If you’re looking forward to leaving for a holiday get-away but haven’t decided where to go, Kazakhstan is a great place to take a break and discover something new. Standing at the crossroads between Asia and Europe, Kazakhstan boasts plenty of crystal-clear lakes that stretch between boundless steppes and high mountains covered with snow.

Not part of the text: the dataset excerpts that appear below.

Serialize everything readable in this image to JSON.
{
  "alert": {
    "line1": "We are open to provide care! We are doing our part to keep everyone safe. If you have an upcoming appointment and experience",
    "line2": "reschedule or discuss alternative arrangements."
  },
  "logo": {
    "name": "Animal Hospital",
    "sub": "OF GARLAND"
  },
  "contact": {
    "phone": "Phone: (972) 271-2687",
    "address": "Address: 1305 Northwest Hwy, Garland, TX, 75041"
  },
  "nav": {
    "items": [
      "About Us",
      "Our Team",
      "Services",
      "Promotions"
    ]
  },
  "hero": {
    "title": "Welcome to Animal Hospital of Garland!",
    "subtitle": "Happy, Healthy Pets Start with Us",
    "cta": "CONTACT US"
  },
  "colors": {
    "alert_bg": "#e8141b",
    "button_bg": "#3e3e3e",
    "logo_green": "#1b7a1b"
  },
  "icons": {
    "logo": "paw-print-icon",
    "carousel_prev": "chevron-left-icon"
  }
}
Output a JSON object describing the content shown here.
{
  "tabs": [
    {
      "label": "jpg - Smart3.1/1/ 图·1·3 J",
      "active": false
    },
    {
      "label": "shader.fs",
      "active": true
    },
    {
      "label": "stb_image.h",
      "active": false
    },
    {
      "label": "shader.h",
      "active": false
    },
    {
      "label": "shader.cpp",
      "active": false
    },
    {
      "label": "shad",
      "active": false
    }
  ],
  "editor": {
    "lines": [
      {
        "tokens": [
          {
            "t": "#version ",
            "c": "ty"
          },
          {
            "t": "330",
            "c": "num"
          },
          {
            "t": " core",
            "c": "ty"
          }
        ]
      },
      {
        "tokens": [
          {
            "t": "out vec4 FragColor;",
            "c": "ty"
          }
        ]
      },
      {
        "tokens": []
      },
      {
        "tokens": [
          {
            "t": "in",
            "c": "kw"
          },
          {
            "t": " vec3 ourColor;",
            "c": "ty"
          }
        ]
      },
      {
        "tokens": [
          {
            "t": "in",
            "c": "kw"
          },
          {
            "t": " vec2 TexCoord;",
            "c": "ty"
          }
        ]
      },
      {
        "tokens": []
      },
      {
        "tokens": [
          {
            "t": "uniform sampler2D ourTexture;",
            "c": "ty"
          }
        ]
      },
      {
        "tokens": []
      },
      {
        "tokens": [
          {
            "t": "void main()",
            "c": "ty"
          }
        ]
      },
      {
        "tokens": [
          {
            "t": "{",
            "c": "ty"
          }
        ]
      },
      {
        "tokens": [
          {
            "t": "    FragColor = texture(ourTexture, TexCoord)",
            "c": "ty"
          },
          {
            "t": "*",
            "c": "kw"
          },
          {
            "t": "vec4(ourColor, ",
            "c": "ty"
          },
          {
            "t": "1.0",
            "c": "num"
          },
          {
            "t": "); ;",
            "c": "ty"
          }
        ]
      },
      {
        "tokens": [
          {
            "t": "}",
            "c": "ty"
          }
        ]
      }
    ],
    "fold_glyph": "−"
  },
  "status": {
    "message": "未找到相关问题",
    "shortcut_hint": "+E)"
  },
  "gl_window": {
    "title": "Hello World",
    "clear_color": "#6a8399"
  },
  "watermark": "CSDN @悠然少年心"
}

To tempt you further, Caspian News has put together a list of ‘must see’ lakes in what is one of the most diverse and fascinating countries in the Caspian and Central Asia regions.
5. Lake Markakol
With a charming landscape, Lake Markakol will charm you at first sight. Located 1,447 meters above the sea level, the ellipse-shaped lake is surrounded by the Kurchum and Azutau mountain ranges, measuring a length of nearly 40 kilometers. The lake turns bright blue when the sun is shining, and appears in a gray-black or silvery color when the clouds cover the sky. In 1976, the government of then Kazakh Soviet Socialist Republic announced the creation of a nature reserve around the territory of the lake. Today tourists visit Lake Markakol to enjoy pristine nature and see one of the most beautiful high-mountainous lakes within the entirety of Central Asia.
4. Lake Balkhash
Running a length of 614 kilometers, Lake Balkhash is considered Kazakhstan’s largest lake and the world’s second largest non-drying saline lake, after the Caspian Sea. Located in southeastern Kazakhstan, Balkhash is home to about 120 kinds of birds, including those specified in the IUCN Red List of Threatened Species. Roughly 20 species of fish – Balkhash marinka, spotted thicklip loach, carp, eastern bream and catfish – have a home in its waters. Although the infrastructure around the lake is not well developed, Lake Balkhash is still a popular place for beach recreation, mainly among Kazakhstanis and Russians.
3. Big Almaty Lake
While in Kazakhstan try not to miss the Big Almaty Lake. The color of its water varies depending on the season, while the breathtaking view of the canyon will definitely impress. Although it is strictly prohibited to go down to the coastline of the lake – its water feeds the former capital of Kazakhstan, the city of Almaty – you can enjoy its mirror surface and mountains, including the 4317 meters-high Sovetov Peak, Ozerny Peak (4110 m), as well as Tourist Peak (3954 m) from viewing distance. The lands lying around Big Almaty Lake are home to more than 2,000 species, including the snow leopard, Pallas’ cat and the Himalayan brown bear.
2. Lake Issyk
The Alatau mountain range, which stretches along Kazakhstan’s southeastern corner, is just one of the area’s many lakes. At 1,760 meters above sea level and about 70 km east of Almaty, Issyk was born in the wake of a strong earthquake that hit the area approximately 8,000 years ago. The region is rich in mountains worth climbing, especially the picturesque rocks known as the “Kremlin Walls.” If you are a history buff, check out Issyk kurgan, or burial mound, where archaeologists have unearthed evidence of early use of the symbol of the legendary Golden Warrior – now the symbol of Kazakhstan. Ostrich farms located near the lakes allow gourmet aficionados to taste mouthwatering dishes made with ostrich meat, as well as omelets made using ostrich eggs.
1. Kolsai Lakes
This group of three emerald green alpine lakes is known as the “pearl of Tien Shan” or the “necklace,” because of its extravagant location along the mountain ranges of the Alatau. Surrounded by a spruce fir forest and rocks, Kolsai Lakes are located 300 km east of Almaty and stand at up to 2,700 meters above sea level. While the lakes are open to visitors throughout the year, spring and summer seasons are the best times to pack your bags and visit the area. When Mother Nature wakes up from winter, the lakes turn a turquoise color and the forest turns green. The area around the lakes, which is perfect for walking and fishing, is home to rainbow trout, deer, mountain goats and bears.